Using this scaffolded code we can start the authentication process:
.. code-block:: python
client = TelegramClient('login.session', api_id, api_hash).start()
At this point your Dyno will crash because you cannot access stdin. Open your
Dyno's control panel on the Heroku website and "Run console" from the "More"
dropdown at the top right. Enter ``bash`` and wait for it to load.
You will automatically be placed into your applications working directory.
So run your application ``python app.py`` and now you can complete the input
requests such as "what is your phone number" etc.
Once you're successfully authenticated exit your application script with
CTRL + C and ``ls`` to confirm ``login.session`` exists in your current
directory.

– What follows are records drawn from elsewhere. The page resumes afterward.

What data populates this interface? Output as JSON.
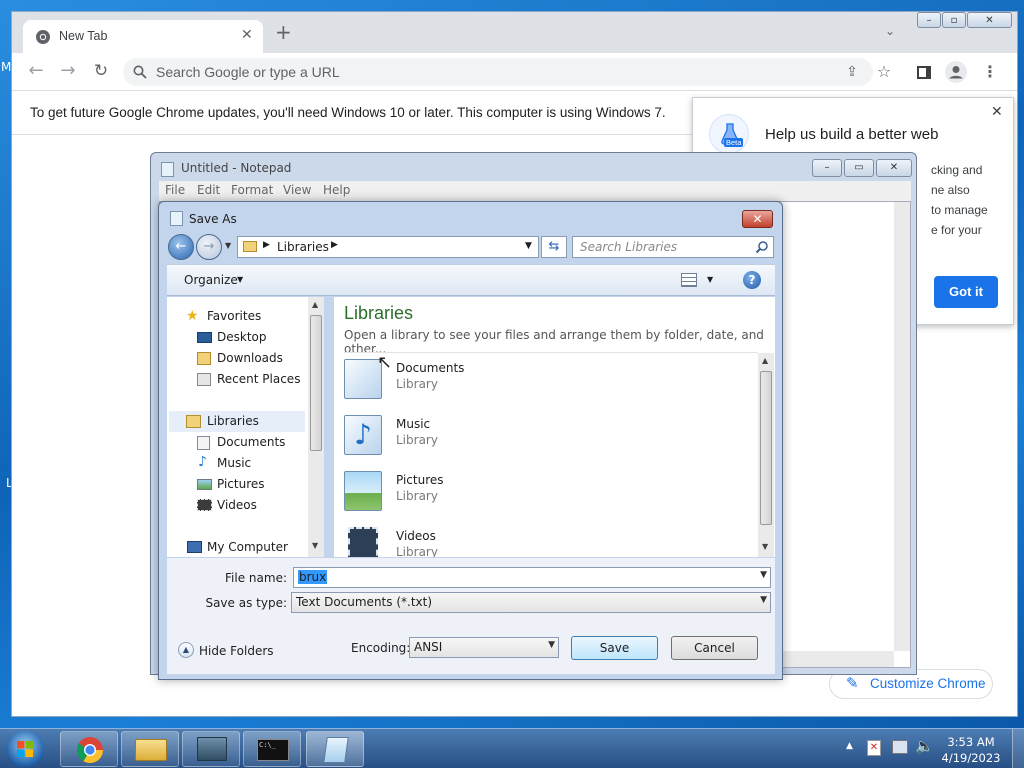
{
  "desktop": {
    "edge_letter_top": "M",
    "edge_letter_mid": "L"
  },
  "chrome": {
    "tab_title": "New Tab",
    "omnibox_placeholder": "Search Google or type a URL",
    "info_message": "To get future Google Chrome updates, you'll need Windows 10 or later. This computer is using Windows 7.",
    "promo": {
      "badge": "Beta",
      "title": "Help us build a better web",
      "body_lines": [
        "cking and",
        "ne also",
        "to manage",
        "e for your"
      ],
      "button": "Got it"
    },
    "customize_label": "Customize Chrome"
  },
  "notepad": {
    "title": "Untitled - Notepad",
    "menu": [
      "File",
      "Edit",
      "Format",
      "View",
      "Help"
    ]
  },
  "save_as": {
    "title": "Save As",
    "breadcrumb": "Libraries",
    "search_placeholder": "Search Libraries",
    "organize": "Organize",
    "nav": {
      "favorites": "Favorites",
      "favorites_items": [
        "Desktop",
        "Downloads",
        "Recent Places"
      ],
      "libraries": "Libraries",
      "library_items": [
        "Documents",
        "Music",
        "Pictures",
        "Videos"
      ],
      "computer": "My Computer"
    },
    "content_heading": "Libraries",
    "content_sub": "Open a library to see your files and arrange them by folder, date, and other...",
    "libraries": [
      {
        "name": "Documents",
        "type": "Library"
      },
      {
        "name": "Music",
        "type": "Library"
      },
      {
        "name": "Pictures",
        "type": "Library"
      },
      {
        "name": "Videos",
        "type": "Library"
      }
    ],
    "file_name_label": "File name:",
    "file_name_value": "brux",
    "save_type_label": "Save as type:",
    "save_type_value": "Text Documents (*.txt)",
    "hide_folders": "Hide Folders",
    "encoding_label": "Encoding:",
    "encoding_value": "ANSI",
    "save_button": "Save",
    "cancel_button": "Cancel"
  },
  "taskbar": {
    "time": "3:53 AM",
    "date": "4/19/2023"
  }
}
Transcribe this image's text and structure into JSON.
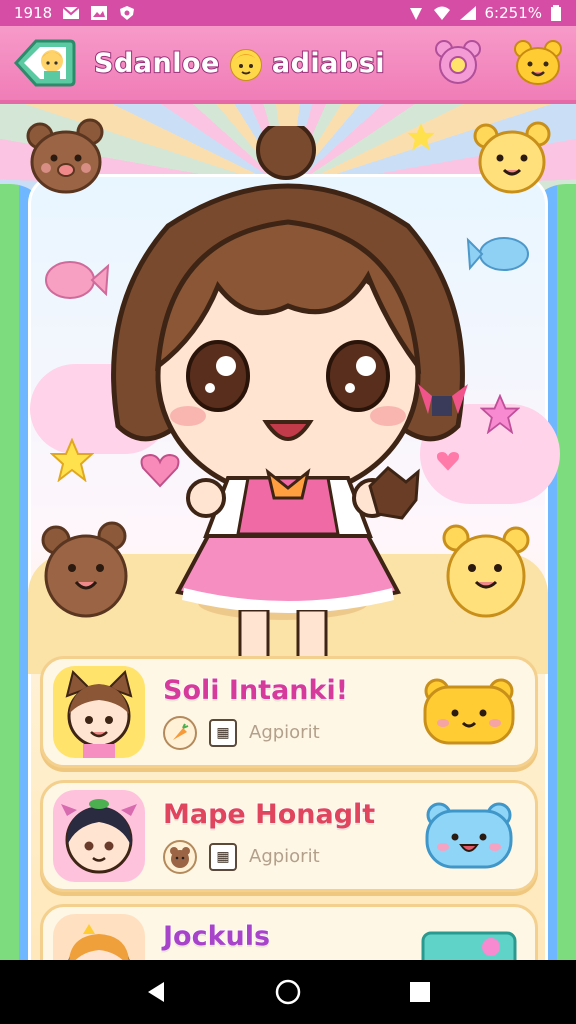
{
  "status_bar": {
    "time": "1918",
    "right_text": "6:251%",
    "icons": [
      "mail-icon",
      "photo-icon",
      "shield-icon",
      "location-icon",
      "wifi-icon",
      "signal-icon",
      "battery-icon"
    ]
  },
  "header": {
    "title": "Sdanloe",
    "title_suffix": "adiabsi",
    "back_icon": "back-arrow-icon",
    "actions": [
      {
        "name": "pink-bear-button",
        "icon": "pink-bear-icon"
      },
      {
        "name": "yellow-bear-button",
        "icon": "yellow-bear-icon"
      }
    ]
  },
  "colors": {
    "header_bg": "#f07db7",
    "status_bg": "#d64da6",
    "card_bg": "#fff7e6",
    "accent_pink": "#d63b9c",
    "accent_red": "#e0455d",
    "accent_purple": "#a844c9"
  },
  "list": [
    {
      "name": "Soli Intanki!",
      "name_color": "#d63b9c",
      "meta": "Agpiorit",
      "avatar_bg": "#ffe36b",
      "avatar_icon": "cat-girl-avatar",
      "action_icon": "yellow-bear-face-icon"
    },
    {
      "name": "Mape Honaglt",
      "name_color": "#e0455d",
      "meta": "Agpiorit",
      "avatar_bg": "#ffc2dd",
      "avatar_icon": "dark-hair-girl-avatar",
      "action_icon": "blue-bear-face-icon"
    },
    {
      "name": "Jockuls",
      "name_color": "#a844c9",
      "meta": "",
      "avatar_bg": "#ffe1c2",
      "avatar_icon": "orange-hair-avatar",
      "action_icon": "teal-card-icon"
    }
  ],
  "nav": {
    "buttons": [
      "back-nav-icon",
      "home-nav-icon",
      "recents-nav-icon"
    ]
  }
}
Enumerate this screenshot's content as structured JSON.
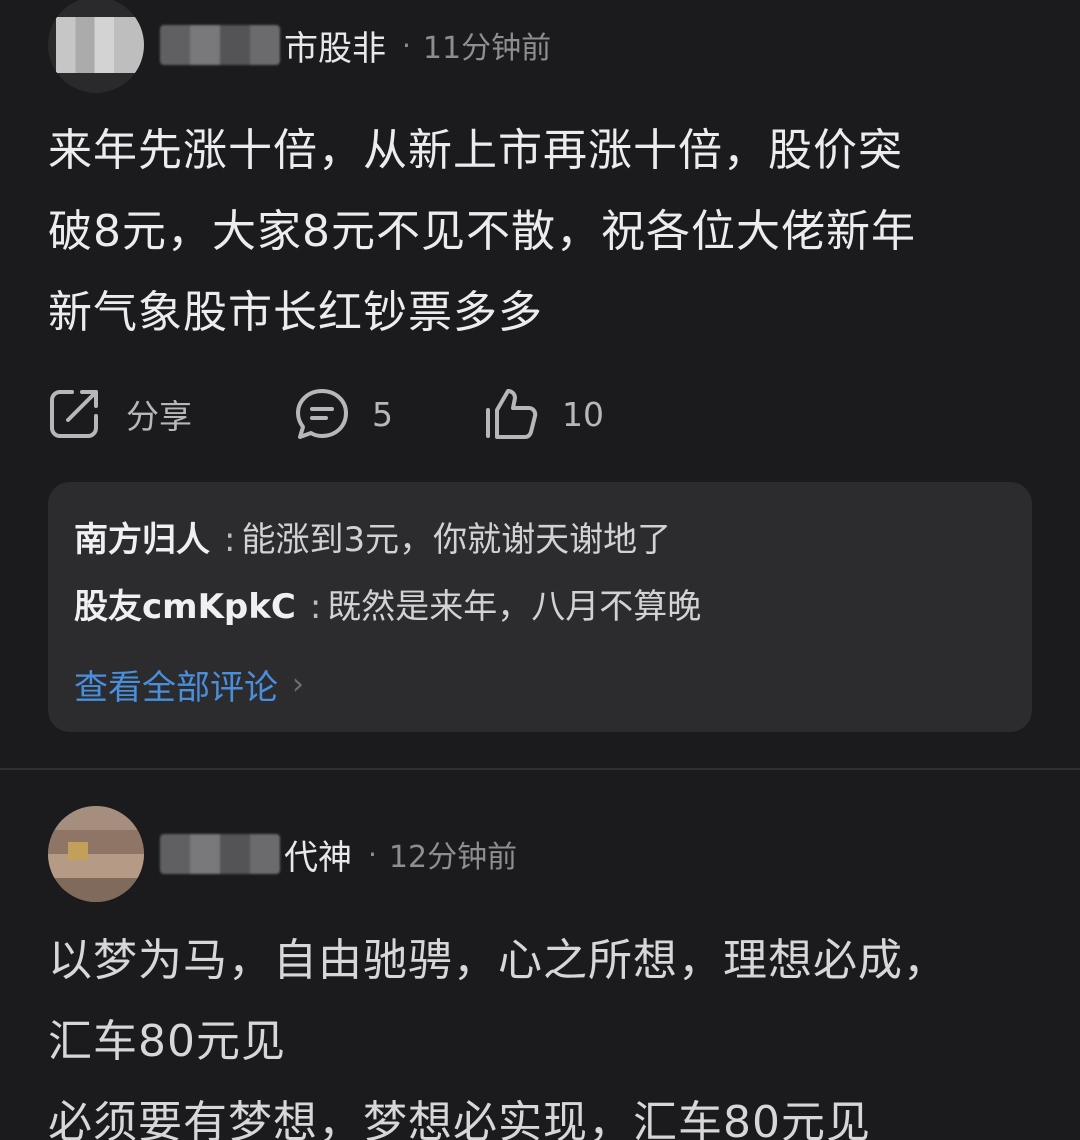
{
  "posts": [
    {
      "username_visible": "市股非",
      "separator": "·",
      "timestamp": "11分钟前",
      "content_lines": [
        "来年先涨十倍，从新上市再涨十倍，股价突",
        "破8元，大家8元不见不散，祝各位大佬新年",
        "新气象股市长红钞票多多"
      ],
      "actions": {
        "share_label": "分享",
        "comment_count": "5",
        "like_count": "10"
      },
      "replies": [
        {
          "author": "南方归人",
          "colon": ":",
          "text": "能涨到3元，你就谢天谢地了"
        },
        {
          "author": "股友cmKpkC",
          "colon": ":",
          "text": "既然是来年，八月不算晚"
        }
      ],
      "view_all_label": "查看全部评论",
      "view_all_chevron": "›"
    },
    {
      "username_visible": "代神",
      "separator": "·",
      "timestamp": "12分钟前",
      "content_lines": [
        "以梦为马，自由驰骋，心之所想，理想必成，",
        "汇车80元见",
        "必须要有梦想，梦想必实现，汇车80元见"
      ]
    }
  ],
  "icons": {
    "share": "share-icon",
    "comment": "comment-icon",
    "like": "thumbs-up-icon",
    "chevron": "chevron-right-icon"
  },
  "colors": {
    "background": "#1b1b1d",
    "reply_box": "#2c2c2f",
    "link": "#4a8fdc",
    "muted": "#8d8d92"
  }
}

Now you can create a git repo on your account and commit
``login.session`` to that repo.
You cannot ``ssh`` into your Dyno instance because it has crashed, so unless
you programatically upload this file to a server host this is the only way to
get it off of your Dyno.
You now have a session file compatible with SQLite <= 3.8.2. Now you can
programatically fetch this file from an external host (Firebase, S3 etc.)
and login to your session using the following scaffolded code:
.. code-block:: python
fileName, headers = urllib.request.urlretrieve(file_url, 'login.session')
client = TelegramClient(os.path.abspath(fileName), api_id, api_hash).start()
.. note::
- ``urlretrieve`` will be depreciated, consider using ``requests``.
- ``file_url`` represents the location of your file.